The probability of getting even number, when a die is thrown once, is
A. $\dfrac{1}{2}$
B. $\dfrac{1}{3}$
C. $\dfrac{1}{6}$
D. $\dfrac{5}{6}$

Answer 1

As the question says that here we have to find the probability of getting an even number when die is thrown, so first we have to assume that die has six sides and all the outcome equally likely that means let the die is fairly die.

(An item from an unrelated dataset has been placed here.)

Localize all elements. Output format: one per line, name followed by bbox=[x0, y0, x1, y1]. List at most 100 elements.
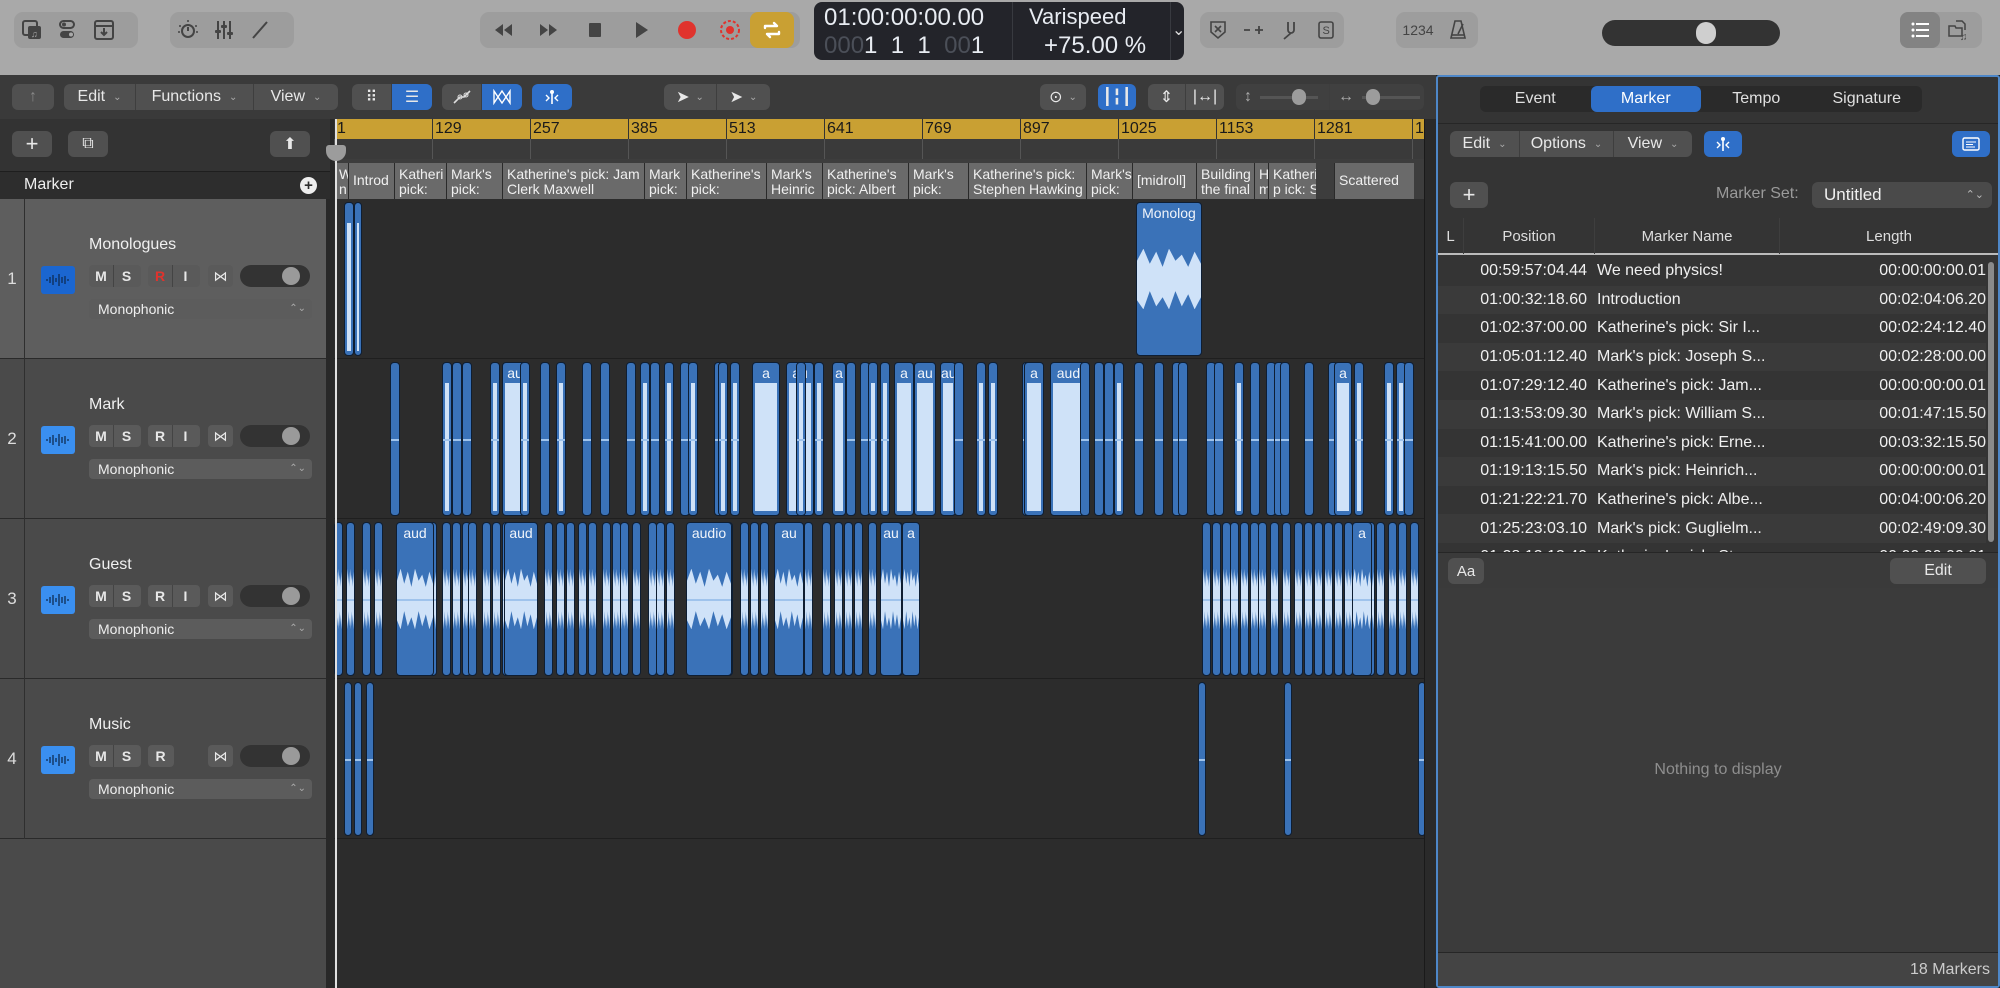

Complete step-by-step answer:
The sample die has six possible outcome that is 1, 2, 3, 4, 5 and 6
And all the outcome has fairly outcome
So, the probability of any outcome is $\dfrac{1}{6}$
The possibility of getting even number on tossing the die can occur in 3 possible ways
We have even number in the sample die outcome is 2, 4 and 6
We can denote this event by A = {2,4,6}
Total even number outcome is 3
The probability of getting even number when a die is thrown is
Total even number outcome divided by total number of outcomes
$P(A) = \dfrac{3}{6}$
$P(A) = \dfrac{1}{2}$
The probability of getting even number outcome when a die is thrown is $\dfrac{1}{2}$

So, the correct answer is “Option A”.

Note: Students can solve this question by an alternative method that is discrete uniform law this means we can find the probability of even numbers outcome by just counting the even numbers in total outcomes. P{A} = $\dfrac{k}{n}$ where k is the number of elements and n is the total number of outcomes.
In this question we have 3 even numbers and the total number is 6 so, we have P{A} =$\dfrac{3}{6}$ that is $\dfrac{1}{2}$.